1. change the __init__ to generate your mode
2. complete compute,__str__, nl, expression_str functions as the linear operation we have finished

Change Assertion Value

If you want to change the assertion value generated, you can just change the code 'num': RandomGene.geneFromInterval(1, 100) at class Assertion.

Baselines

The baselinesdirectory contains code for training and evaluating various model architectures. Detailed instructions are provided below.

Requirements

• torch >= 2.0
• transformers
• zhipuai
• openai

Code

Encoder-Only Models

• encoder_only_train.py
• encoder_only_eva.py

The encoder_only_train.py file is used to train the decoder-only models. It trains 12 tasks at once, including D1-6 and LD1-6.

The encoder_only_eva.py file is used to evaluate the decoder-only models. The parameters used are set within the file. The config file is used to provide the checkpoint file after training. The format is as follows:

{
    "albert_xlarge": 
    {
        "D1":
        {
            "output":22000,
        },
        "D2":
        {
            "output":14000
        }
    }
}

It is recommended to modify the code to adapt to your specific file paths and environment settings. You can use command like the following :

python encoder_only_train.py gpu=0 ckpt="the path of pre-trained model" dataFile=/"your path"/D{depth}/disk storeFile=/"your path"/D{depth} batchsz="batch size" lr="learning rate"
python encoder_only_eva.py

Encoder-Decoder Models

• encoder_decoder_train.py
• encoder_decoder_eva.py

Similar to the above, the encoder_decoder_train.py file is used to train the encoder-decoder models. It trains 12 tasks at once, including D1-6 and LD1-6.

The encoder_decoder_eva.py file is used to evaluate the encoder-decoder models. The parameters used are set within the file. The config file is used to provide the checkpoint file after training. The format is as follows:

{
    "t5_base": {
        "D1": 8000,
        "D2": 8000,
        "D3": 12000
    }
}

It is recommended to modify the code to adapt to your specific file paths and environment settings. You can use command like the following :

python encoder_decoder_train.py gpu=0 ckpt="the path of pre-trained model" dataFile=/"your path"/D{depth}/disk storeFile=/"your path"/D{depth} batchsz="batch size" lr="learning rate"
python encoder_decoder_eva.py

LLMs

Please configure paths carefully in the files to suit your environment.

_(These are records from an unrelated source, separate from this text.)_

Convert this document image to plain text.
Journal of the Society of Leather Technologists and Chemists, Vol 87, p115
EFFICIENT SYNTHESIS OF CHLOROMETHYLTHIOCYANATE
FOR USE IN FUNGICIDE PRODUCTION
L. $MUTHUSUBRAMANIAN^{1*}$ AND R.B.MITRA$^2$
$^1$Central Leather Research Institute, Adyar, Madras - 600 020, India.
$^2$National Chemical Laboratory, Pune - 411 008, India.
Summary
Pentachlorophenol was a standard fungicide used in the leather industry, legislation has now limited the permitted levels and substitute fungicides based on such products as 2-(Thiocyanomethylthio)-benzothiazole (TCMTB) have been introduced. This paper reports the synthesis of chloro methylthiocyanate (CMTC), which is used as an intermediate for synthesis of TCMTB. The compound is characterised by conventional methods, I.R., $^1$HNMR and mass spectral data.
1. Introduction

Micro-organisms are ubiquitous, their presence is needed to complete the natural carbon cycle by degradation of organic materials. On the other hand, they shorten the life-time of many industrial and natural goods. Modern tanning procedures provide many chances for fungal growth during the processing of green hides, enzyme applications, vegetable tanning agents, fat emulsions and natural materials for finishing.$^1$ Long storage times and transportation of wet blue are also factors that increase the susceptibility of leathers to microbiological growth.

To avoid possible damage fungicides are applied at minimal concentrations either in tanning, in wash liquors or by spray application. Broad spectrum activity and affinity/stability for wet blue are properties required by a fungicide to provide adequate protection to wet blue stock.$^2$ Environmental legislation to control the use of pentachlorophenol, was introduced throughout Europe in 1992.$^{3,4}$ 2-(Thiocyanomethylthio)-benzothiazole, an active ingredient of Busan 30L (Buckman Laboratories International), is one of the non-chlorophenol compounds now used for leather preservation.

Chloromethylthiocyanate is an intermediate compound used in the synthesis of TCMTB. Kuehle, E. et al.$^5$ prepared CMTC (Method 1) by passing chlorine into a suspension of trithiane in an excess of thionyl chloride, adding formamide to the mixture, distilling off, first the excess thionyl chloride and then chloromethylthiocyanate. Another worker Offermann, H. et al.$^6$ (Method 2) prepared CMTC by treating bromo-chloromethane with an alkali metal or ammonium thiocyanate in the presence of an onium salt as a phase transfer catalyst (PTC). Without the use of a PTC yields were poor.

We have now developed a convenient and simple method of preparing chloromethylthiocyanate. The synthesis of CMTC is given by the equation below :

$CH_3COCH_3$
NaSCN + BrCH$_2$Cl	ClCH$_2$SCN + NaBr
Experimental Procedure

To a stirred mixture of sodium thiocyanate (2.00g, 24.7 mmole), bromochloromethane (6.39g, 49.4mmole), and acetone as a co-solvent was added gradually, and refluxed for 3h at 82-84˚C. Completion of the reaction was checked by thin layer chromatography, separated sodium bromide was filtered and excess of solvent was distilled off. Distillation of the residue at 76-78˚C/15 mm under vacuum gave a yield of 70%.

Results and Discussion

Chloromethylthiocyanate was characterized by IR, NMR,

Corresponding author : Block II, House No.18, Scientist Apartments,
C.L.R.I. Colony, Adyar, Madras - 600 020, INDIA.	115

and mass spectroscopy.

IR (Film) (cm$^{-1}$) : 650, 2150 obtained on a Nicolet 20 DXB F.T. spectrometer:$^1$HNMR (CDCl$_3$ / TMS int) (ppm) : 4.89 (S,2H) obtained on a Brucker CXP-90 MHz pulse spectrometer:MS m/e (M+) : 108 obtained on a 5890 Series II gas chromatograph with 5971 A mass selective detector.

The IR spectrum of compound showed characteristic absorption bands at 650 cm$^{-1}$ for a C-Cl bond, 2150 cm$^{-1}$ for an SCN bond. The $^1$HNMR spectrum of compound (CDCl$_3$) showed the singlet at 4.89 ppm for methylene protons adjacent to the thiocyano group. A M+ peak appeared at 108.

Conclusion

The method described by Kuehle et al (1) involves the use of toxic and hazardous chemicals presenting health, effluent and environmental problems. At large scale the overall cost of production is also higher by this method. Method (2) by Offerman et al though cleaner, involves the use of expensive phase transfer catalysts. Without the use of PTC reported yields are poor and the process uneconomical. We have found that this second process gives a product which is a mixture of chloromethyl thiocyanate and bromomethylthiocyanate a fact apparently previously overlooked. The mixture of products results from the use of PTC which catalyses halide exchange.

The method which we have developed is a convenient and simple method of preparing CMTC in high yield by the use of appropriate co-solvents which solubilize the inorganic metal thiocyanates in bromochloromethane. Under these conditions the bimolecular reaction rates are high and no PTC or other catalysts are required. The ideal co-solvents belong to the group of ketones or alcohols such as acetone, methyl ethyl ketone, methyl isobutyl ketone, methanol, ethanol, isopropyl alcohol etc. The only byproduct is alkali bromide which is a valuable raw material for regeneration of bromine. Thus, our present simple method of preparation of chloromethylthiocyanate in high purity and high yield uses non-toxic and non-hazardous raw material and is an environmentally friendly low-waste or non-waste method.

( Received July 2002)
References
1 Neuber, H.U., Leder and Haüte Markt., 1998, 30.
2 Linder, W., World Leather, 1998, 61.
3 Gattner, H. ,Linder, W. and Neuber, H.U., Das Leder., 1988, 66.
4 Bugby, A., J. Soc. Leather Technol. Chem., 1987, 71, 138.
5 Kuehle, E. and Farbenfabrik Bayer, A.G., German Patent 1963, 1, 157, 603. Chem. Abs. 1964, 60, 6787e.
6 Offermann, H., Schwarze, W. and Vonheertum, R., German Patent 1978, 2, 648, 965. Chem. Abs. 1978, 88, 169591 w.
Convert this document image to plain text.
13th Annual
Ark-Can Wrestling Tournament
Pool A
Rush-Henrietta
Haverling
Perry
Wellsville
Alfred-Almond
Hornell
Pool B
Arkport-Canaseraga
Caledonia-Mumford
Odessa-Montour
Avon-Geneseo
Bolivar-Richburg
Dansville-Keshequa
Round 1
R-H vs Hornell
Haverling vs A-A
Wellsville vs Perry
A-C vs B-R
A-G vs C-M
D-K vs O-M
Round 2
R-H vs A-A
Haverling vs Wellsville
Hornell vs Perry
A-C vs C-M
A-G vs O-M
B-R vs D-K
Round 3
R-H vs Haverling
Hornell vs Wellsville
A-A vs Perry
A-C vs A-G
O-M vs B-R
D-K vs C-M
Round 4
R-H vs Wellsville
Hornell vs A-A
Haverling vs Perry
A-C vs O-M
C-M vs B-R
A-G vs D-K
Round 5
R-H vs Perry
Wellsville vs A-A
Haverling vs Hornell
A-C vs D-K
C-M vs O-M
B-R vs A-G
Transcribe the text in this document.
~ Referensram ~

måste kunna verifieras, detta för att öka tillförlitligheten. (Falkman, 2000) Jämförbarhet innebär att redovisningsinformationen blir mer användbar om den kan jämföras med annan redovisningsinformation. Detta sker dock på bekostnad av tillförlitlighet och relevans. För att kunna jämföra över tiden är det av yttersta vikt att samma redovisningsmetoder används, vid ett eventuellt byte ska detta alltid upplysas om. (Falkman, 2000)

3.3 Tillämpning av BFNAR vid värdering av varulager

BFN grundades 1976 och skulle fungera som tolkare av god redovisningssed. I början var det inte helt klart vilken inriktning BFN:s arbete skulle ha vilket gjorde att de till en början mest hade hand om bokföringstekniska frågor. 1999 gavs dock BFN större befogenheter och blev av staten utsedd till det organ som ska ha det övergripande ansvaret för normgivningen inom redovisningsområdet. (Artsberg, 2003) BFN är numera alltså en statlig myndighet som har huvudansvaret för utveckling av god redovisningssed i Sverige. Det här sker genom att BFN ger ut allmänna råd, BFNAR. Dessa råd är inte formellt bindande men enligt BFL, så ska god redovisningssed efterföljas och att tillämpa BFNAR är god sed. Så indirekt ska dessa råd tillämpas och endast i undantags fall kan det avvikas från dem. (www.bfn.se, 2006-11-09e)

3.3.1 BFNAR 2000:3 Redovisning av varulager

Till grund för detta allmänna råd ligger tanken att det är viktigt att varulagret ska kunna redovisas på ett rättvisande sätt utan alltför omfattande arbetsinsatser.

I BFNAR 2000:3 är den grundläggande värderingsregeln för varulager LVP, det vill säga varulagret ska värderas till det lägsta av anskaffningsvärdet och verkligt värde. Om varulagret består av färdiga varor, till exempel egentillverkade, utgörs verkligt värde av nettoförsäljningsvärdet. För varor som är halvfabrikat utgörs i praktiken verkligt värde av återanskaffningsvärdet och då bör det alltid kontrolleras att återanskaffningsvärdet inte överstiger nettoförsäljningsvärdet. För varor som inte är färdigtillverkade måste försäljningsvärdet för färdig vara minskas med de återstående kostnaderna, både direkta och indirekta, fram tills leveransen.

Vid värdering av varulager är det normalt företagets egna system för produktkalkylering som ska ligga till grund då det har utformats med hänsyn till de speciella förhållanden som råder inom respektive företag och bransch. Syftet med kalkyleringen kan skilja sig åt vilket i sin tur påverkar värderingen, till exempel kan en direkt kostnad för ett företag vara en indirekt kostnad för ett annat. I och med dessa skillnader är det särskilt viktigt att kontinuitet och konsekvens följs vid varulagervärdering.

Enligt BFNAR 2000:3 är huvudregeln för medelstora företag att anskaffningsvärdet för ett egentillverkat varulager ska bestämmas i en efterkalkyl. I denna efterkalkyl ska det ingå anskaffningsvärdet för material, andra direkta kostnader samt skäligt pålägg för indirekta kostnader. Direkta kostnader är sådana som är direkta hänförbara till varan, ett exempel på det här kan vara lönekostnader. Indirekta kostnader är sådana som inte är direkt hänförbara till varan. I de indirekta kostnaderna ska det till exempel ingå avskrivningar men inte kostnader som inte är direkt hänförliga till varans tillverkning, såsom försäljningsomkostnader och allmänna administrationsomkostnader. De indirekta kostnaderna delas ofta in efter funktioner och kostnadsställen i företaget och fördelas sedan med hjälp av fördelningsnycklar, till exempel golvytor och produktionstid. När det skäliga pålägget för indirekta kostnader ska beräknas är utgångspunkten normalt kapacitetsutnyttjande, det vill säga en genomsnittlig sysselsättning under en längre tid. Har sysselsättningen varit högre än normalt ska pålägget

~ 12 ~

• ChatGLM3: To call the API, please refer to the official repository for instructions on running the server.

  • chatglm3.py
  • chatglm3_base.py

• Llama2: To call the API, please refer to the official repository for instructions on running the server.

  • llama2_chat.py
  • llama2_text.py

• Llama3

  • llama3_it.py
  • llama3_base.py

• Llama3.1

  • llama3.1_it.py
  • llama3.1_base.py

• Gemma

  • gemma_it.py
  • gemma_base.py

• Qwen1.5

  • qwen_base.py
  • qwen_chat.py

• Qwen2

  • qwen2_base.py
  • qwen2_it.py

• ChatGPT & GPT-4o

  • chatgpt_call.py

Pretraining

• create_mix.py: The training set we used, with mixed depths, was collected from D1 to D5 for pre-training.
• pretrain.py: Executes the pre-training.
• RT_after_pretrain.py: Fine-tunes on RuleTaker after pre-training.
• train_on_RT.py: Directly fine-tunes on RuleTaker.